Indeed, communities most affected by HIV have been an integral partner in the global response from the very outset. In the early days, infection with the virus usually meant death from AIDS, which was devastating for families and communities. Gay men in the U.S and other high-income countries fought against discrimination, the right to dignified care, then access to drugs at home. They pushed the scientific community to allow for parallel drug trials that allowed them to receive antiretroviral drugs that were undergoing testing, a precursor to the compassionate use of drugs being tested in trials today. They marched the streets with scientists to demand access to drug in the developing world.

So too did people living with HIV in South Africa, Zimbabwe, Kenya, Uganda, and other countries. As a result of their tireless efforts, matched in step with scientific progress, HIV today for many is a manageable chronic condition.

Today, trials of HIV vaccines or HIV cures include ongoing community consultation. Community representatives have also fought hard for a place at the table or on boards of national and international organizations working in HIV

This, then, is perhaps, the greatest legacy of AIDS and a lesson for Covid-19 and the pandemics to come: The best response to a health crisis is based on partnerships between government, scientists, the private sector, and citizen communities.

Something resembling that has been achieved with the setup of the Access to Covid-19 Tools Accelerator to help develop and distribute treatments, including vaccines, via the COVAX facility. The recent recommendation by the Independent Panel for Pandemic Preparedness and Response to engage the accelerator apparatus on other diseases post-Covid-19 appears to be a measured bet on such an approach bearing fruit.

There’s a long way to go in the response to HIV. Today, 38 million people are living with HIV, and each year 1.5 million are newly infected with it and nearly 700,000 die from it. Between 2020 and 2022, Covid-19 may increase the number of new HIV infections by somewhere between 123,000 and 293,000, and cause 69,000 to 148,000 additional AIDS-related deaths.

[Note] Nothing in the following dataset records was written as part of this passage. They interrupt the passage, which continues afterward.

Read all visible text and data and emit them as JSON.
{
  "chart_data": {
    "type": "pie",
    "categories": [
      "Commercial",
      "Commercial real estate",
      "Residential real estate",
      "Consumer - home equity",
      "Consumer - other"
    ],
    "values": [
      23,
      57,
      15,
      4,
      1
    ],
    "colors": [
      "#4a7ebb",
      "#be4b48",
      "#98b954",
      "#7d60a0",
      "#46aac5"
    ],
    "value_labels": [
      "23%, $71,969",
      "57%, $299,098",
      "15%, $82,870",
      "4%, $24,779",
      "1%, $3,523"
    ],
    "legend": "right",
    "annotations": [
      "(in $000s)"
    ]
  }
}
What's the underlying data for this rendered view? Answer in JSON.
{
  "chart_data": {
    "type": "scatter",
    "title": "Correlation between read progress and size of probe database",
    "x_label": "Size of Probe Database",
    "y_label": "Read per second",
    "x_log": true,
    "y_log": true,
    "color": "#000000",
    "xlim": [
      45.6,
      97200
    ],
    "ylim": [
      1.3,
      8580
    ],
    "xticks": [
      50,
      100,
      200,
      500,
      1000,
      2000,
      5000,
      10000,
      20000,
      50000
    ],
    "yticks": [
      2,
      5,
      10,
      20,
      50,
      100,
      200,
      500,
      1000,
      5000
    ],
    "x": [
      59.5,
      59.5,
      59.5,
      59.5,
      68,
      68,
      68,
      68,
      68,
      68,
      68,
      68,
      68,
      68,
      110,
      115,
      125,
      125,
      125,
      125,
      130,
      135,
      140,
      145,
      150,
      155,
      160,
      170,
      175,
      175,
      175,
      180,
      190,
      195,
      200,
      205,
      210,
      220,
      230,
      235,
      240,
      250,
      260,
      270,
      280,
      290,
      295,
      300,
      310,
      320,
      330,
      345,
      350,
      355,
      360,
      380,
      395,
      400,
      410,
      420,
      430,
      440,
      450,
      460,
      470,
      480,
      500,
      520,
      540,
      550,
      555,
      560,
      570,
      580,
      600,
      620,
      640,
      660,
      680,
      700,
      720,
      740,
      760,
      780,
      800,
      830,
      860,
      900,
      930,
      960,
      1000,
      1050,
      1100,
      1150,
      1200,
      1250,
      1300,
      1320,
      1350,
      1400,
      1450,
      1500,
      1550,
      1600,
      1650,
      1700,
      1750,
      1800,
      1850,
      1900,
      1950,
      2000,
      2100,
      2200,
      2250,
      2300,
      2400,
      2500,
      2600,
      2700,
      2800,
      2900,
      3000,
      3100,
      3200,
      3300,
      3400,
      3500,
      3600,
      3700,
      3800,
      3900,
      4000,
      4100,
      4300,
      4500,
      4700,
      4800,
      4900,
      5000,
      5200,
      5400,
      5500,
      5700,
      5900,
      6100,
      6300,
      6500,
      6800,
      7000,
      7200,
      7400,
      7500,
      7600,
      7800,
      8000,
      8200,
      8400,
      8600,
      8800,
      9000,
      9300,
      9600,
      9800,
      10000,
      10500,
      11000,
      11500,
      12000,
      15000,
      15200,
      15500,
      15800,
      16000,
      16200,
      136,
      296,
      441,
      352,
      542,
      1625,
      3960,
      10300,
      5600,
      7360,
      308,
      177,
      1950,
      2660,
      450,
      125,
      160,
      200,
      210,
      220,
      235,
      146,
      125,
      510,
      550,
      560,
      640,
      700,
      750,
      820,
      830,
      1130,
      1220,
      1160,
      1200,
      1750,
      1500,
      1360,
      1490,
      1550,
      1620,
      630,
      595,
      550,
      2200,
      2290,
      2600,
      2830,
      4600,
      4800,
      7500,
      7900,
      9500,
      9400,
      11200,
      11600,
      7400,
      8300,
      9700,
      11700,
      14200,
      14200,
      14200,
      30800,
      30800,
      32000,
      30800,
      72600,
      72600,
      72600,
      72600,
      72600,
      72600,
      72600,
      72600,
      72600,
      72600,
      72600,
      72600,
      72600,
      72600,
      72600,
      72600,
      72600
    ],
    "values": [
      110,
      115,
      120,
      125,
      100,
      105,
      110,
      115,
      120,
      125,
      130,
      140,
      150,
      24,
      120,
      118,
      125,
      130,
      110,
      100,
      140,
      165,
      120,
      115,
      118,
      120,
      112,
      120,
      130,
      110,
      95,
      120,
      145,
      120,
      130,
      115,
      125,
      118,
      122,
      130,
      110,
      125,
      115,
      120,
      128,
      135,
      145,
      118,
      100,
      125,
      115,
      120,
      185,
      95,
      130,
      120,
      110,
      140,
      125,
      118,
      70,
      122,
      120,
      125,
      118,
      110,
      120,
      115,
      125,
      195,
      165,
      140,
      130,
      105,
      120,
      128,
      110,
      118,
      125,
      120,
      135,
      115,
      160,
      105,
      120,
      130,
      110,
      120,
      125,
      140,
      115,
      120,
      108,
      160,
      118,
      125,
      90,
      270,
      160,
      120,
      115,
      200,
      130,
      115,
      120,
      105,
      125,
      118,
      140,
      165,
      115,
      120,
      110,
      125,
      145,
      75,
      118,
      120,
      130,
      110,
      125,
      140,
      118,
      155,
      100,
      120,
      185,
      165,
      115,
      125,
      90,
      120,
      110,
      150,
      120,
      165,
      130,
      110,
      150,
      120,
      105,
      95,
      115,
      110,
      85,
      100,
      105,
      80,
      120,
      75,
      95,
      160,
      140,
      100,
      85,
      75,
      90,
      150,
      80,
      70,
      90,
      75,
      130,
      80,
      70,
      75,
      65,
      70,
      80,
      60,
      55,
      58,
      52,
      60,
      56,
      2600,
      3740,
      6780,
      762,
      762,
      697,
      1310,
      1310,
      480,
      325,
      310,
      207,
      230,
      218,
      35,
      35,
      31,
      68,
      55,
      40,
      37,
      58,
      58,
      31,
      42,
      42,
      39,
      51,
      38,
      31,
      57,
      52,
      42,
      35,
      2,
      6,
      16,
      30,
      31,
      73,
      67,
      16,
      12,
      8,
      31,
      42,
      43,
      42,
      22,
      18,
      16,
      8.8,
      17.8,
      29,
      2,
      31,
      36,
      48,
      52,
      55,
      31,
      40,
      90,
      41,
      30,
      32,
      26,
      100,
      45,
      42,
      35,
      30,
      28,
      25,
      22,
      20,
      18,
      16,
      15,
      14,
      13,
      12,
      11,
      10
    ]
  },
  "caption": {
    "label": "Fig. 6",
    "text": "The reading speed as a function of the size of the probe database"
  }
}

The Covid-19 pandemic in its current form will likely be history in a few years, existing as something akin to influenza or the common cold. With 40 years of accumulated research, combined with what has been learned from Covid-19 science over the past 16 months, we ought to be consigning HIV to history as well. Josephine deserves to live a healthy life, and her children and her friends’ children deserve a chance to live free of HIV and in an AIDS-free world.

Adeeba Kamarulzaman is the president of the International AIDS Society and professor of infectious diseases in the faculty of medicine at the University of Malaya.